Tutti si lamentano della propria memoria, nessuno del proprio giudizio.

Perché mettiamo più facilmente in dubbio la memoria che il nostro modo di giudicare?

La Rochefoucauld
“Tutti si lamentano della propria memoria, nessuno del proprio giudizio.”
La Rochefoucauld
ASCOLTA

La citazione in audio

Ascolta questa citazioneAudio italiano · MP3

Riflessione

Qui l'autore mette a fuoco un punto preciso: siamo molto più pronti a criticare un difetto evidente come la memoria che a mettere in dubbio la qualità dei nostri giudizi.

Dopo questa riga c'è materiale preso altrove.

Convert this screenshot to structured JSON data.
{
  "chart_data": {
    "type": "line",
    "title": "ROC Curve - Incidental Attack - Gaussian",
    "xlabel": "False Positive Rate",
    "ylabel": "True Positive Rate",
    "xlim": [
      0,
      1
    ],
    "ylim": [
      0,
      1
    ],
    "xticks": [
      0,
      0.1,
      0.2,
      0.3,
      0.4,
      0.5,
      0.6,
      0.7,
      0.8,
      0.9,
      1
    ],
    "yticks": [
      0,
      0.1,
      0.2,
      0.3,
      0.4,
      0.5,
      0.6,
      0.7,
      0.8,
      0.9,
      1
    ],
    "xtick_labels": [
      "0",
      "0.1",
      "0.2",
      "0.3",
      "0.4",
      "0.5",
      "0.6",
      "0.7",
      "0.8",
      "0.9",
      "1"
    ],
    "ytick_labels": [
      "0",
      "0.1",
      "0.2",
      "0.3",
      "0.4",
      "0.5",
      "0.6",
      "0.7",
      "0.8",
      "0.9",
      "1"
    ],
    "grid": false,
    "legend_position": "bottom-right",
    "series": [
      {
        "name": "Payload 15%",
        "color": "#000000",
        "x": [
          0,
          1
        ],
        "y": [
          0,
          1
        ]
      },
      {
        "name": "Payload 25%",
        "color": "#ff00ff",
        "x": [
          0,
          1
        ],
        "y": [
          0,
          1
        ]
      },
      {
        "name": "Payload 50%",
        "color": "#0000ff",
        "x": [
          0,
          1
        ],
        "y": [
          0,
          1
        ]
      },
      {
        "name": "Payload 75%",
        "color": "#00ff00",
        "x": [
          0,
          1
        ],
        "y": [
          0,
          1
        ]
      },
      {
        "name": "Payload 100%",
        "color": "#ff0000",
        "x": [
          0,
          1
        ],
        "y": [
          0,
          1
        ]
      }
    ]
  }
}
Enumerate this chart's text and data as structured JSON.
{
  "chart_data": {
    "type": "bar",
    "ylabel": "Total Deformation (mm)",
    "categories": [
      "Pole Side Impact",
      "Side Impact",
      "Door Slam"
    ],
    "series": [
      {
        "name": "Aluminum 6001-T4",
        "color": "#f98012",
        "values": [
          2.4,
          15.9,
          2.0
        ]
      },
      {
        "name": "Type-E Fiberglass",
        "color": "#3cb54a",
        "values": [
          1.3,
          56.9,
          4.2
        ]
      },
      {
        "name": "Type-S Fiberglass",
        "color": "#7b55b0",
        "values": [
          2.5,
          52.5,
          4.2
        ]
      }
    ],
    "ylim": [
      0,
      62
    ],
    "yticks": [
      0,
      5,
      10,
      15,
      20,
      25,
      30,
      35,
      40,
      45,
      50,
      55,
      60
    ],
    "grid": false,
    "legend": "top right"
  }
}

Nella vita quotidiana questo ci obbliga a confrontare ciò che diciamo in teoria con ciò che facciamo quando arriva il momento di scegliere.

Approfondimento

Il passaggio decisivo è comprendere che siamo molto più pronti a criticare un difetto evidente come la memoria che a mettere in dubbio la qualità dei nostri giudizi. La brevità di «Tutti si lamentano della propria memoria, nessuno del proprio giudizio.» rende memorabile questa intuizione, ma non ne esaurisce il significato. Ogni scelta avviene dentro circostanze concrete: persone diverse, informazioni incomplete e conseguenze che spesso diventano visibili soltanto dopo. Prendere sul serio la frase non significa applicarla meccanicamente, ma usarla per separare ciò che è essenziale da ciò che è soltanto abitudine o reazione immediata. È proprio questo lavoro di interpretazione a darle valore: non ripetere lo slogan, ma trasformarlo in una domanda capace di modificare il modo in cui osserviamo un problema reale.

DOMANDA FINALE

Quale tuo giudizio difendi con sicurezza anche se raramente lo hai messo davvero alla prova?

LA TUA RIFLESSIONE

Tu cosa ne pensi?

Le riflessioni vengono moderate prima della pubblicazione.
Trasparenza IA

Riflessione e approfondimento possono essere elaborati con il supporto di strumenti di IA generativa e sono sottoposti a revisione editoriale prima della pubblicazione. La citazione e la relativa attribuzione restano dati distinti da questo supporto editoriale.